What values are running my family?

Pastor, author, and international conference speaker Paul David Tripp approaches the question of family values in a round-about way after being asked,

What is the biggest challenge facing the church today?


In response, Tripp issues a stirring challenge to families to examine deeply the values that shape their lives, arguing that the biggest challenge facing the church today:

is the insane busyness of western culture. We just load our schedules too much.

Then Trip goes on to target families in particular saying,

Your children don’t have to be expert in four sports. They don’t have to play three musical instruments. They don’t need to start studying for their SAT scores at eleven.

We’re crazy.

Maybe we need smaller houses and to drive lesser cars.

I say to families all the time, you need to constantly ask the question, “What set of values drives the schedule of our family?”

We’re too busy. And we’re too busy because we’ve bought the western culture dream of what the good life is and what success looks like…. That’s little kingdom stuff.

You have to assess your values and say, “We’re just going to live in a different way and in so doing free ourselves in all kinds of ways.”

What Tripp calls “the western culture dream” is not a “dream” at all; it’s a nightmare.

The western culture nightmare says we are defined by what we do. Our value increases in direct proportion to what we achieve in the visible tangible realm where the world measures success.

We are enslaved to the worldview of the man in Mark’s Gospel chapter ten who approached Jesus and asked,

Good Teacher, what must I do to inherit eternal life? (Mark 10:17)
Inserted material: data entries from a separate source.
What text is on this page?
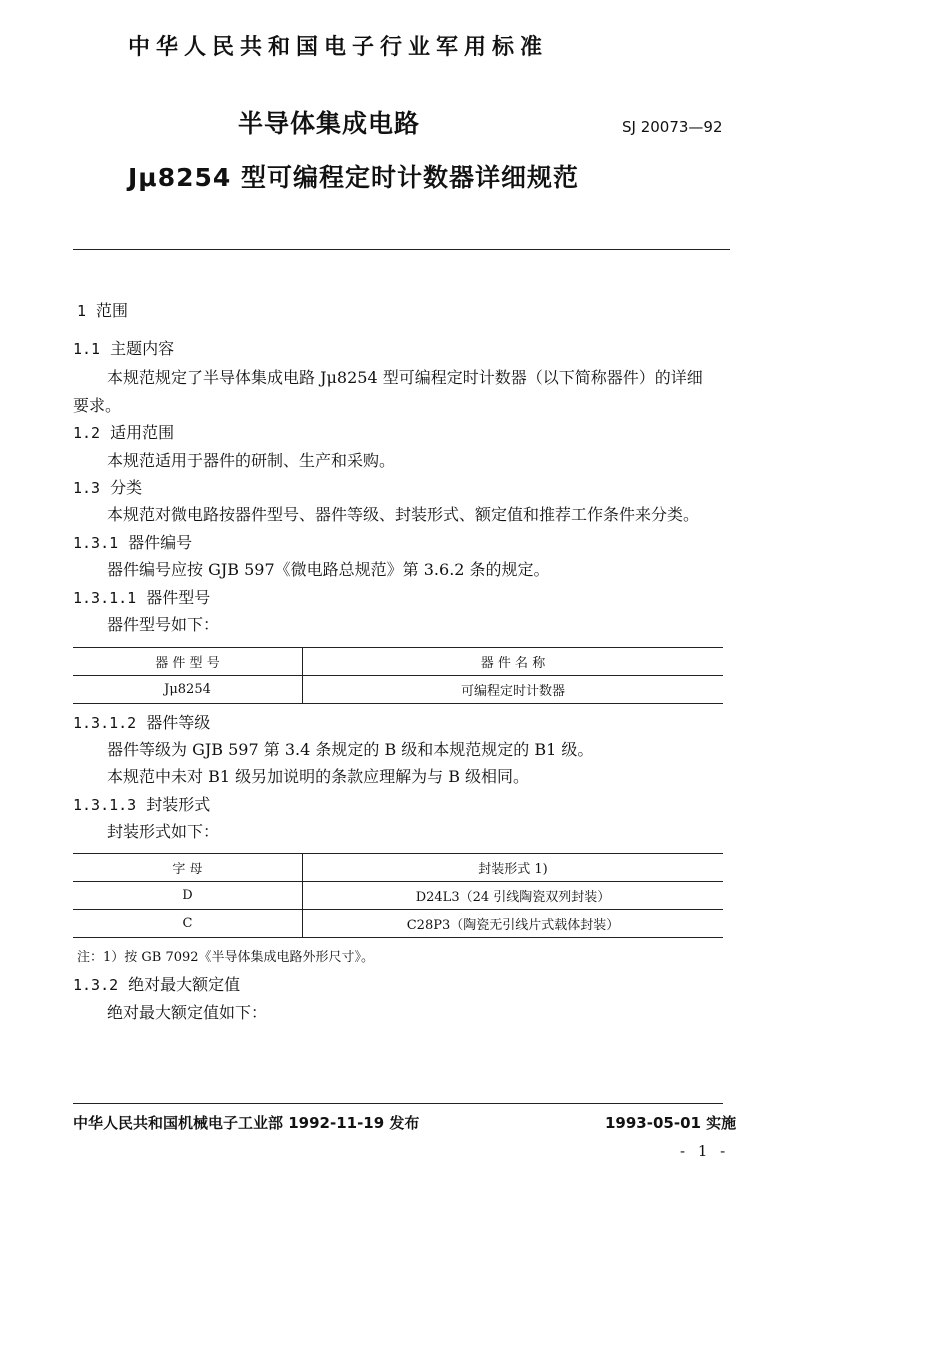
中华人民共和国电子行业军用标准
半导体集成电路	SJ 20073—92
Jμ8254 型可编程定时计数器详细规范
1 范围
1.1 主题内容
本规范规定了半导体集成电路 Jμ8254 型可编程定时计数器（以下简称器件）的详细
要求。
1.2 适用范围
本规范适用于器件的研制、生产和采购。
1.3 分类
本规范对微电路按器件型号、器件等级、封装形式、额定值和推荐工作条件来分类。
1.3.1 器件编号
器件编号应按 GJB 597《微电路总规范》第 3.6.2 条的规定。
1.3.1.1 器件型号
器件型号如下：
器 件 型 号	器 件 名 称
Jμ8254	可编程定时计数器
1.3.1.2 器件等级
器件等级为 GJB 597 第 3.4 条规定的 B 级和本规范规定的 B1 级。
本规范中未对 B1 级另加说明的条款应理解为与 B 级相同。
1.3.1.3 封装形式
封装形式如下：
字 母	封装形式 1)
D	D24L3（24 引线陶瓷双列封装）
C	C28P3（陶瓷无引线片式载体封装）
注：1）按 GB 7092《半导体集成电路外形尺寸》。
1.3.2 绝对最大额定值
绝对最大额定值如下：
中华人民共和国机械电子工业部 1992-11-19 发布	1993-05-01 实施
- 1 -
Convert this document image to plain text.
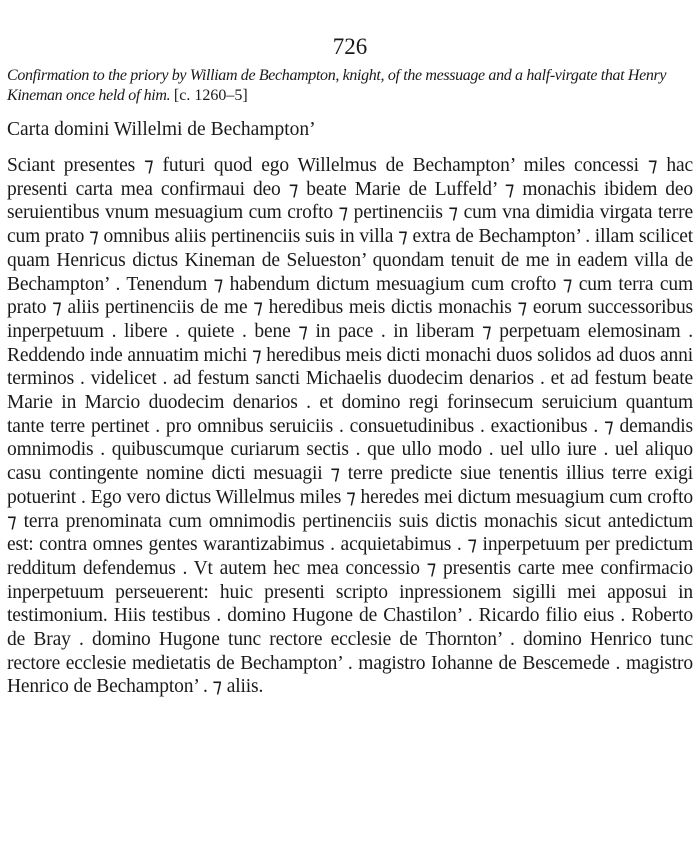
726

Confirmation to the priory by William de Bechampton, knight, of the messuage and a half-virgate that Henry Kineman once held of him. [c. 1260–5]

Carta domini Willelmi de Bechampton’

Sciant presentes ⁊ futuri quod ego Willelmus de Bechampton’ miles concessi ⁊ hac presenti carta mea confirmaui deo ⁊ beate Marie de Luffeld’ ⁊ monachis ibidem deo seruientibus vnum mesuagium cum crofto ⁊ pertinenciis ⁊ cum vna dimidia virgata terre cum prato ⁊ omnibus aliis pertinenciis suis in villa ⁊ extra de Bechampton’ . illam scilicet quam Henricus dictus Kineman de Selueston’ quondam tenuit de me in eadem villa de Bechampton’ . Tenendum ⁊ habendum dictum mesuagium cum crofto ⁊ cum terra cum prato ⁊ aliis pertinenciis de me ⁊ heredibus meis dictis monachis ⁊ eorum successoribus inperpetuum . libere . quiete . bene ⁊ in pace . in liberam ⁊ perpetuam elemosinam . Reddendo inde annuatim michi ⁊ heredibus meis dicti monachi duos solidos ad duos anni terminos . videlicet . ad festum sancti Michaelis duodecim denarios . et ad festum beate Marie in Marcio duodecim denarios . et domino regi forinsecum seruicium quantum tante terre pertinet . pro omnibus seruiciis . consuetudinibus . exactionibus . ⁊ demandis omnimodis . quibuscumque curiarum sectis . que ullo modo . uel ullo iure . uel aliquo casu contingente nomine dicti mesuagii ⁊ terre predicte siue tenentis illius terre exigi potuerint . Ego vero dictus Willelmus miles ⁊ heredes mei dictum mesuagium cum crofto ⁊ terra prenominata cum omnimodis pertinenciis suis dictis monachis sicut antedictum est: contra omnes gentes warantizabimus . acquietabimus . ⁊ inperpetuum per predictum redditum defendemus . Vt autem hec mea concessio ⁊ presentis carte mee confirmacio inperpetuum perseuerent: huic presenti scripto inpressionem sigilli mei apposui in testimonium. Hiis testibus . domino Hugone de Chastilon’ . Ricardo filio eius . Roberto de Bray . domino Hugone tunc rectore ecclesie de Thornton’ . domino Henrico tunc rectore ecclesie medietatis de Bechampton’ . magistro Iohanne de Bescemede . magistro Henrico de Bechampton’ . ⁊ aliis.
Even though this man appears to be a genuine spiritual seeker, he still defines life in terms of his ability to do something. When Jesus challenges his system of values suggesting that to really follow the truth requires surrendering everything, the man’s true value system is revealed and

he was shocked and went away grieving, for he had many possessions. (Mark 10:22)

There is no freedom when we locate our identity in what we possess, what we achieve, or in our ability to make an impact on the world.

We pack our schedules too full because we do not trust deeply in the inherent beauty and goodness of life just as it is. Jesus says to the frustrated rich man,

No one is good but God alone. (Mark 10:18)

Our problem is that we spend our lives running after “good” things that are not really good. The outcome of our pursuit of these illusory “good” things is pressure, tension, frustration, irritation, break down of community, and a loss of the awareness of God’s presence. It is a high price to pay.

When we shift our sense of identity away from anything external and locate our identity solely in the reality of God’s abiding presence in our lives, we are set free from the burden of needing to prove ourselves or demonstrate our value.

We may still genuinely want to become expert in four sports or learn three musical instruments, but if we do it will be with a sense of spaciousness and peace that comes when we have nothing left to prove and no need to establish a secure sense of identity in the external world.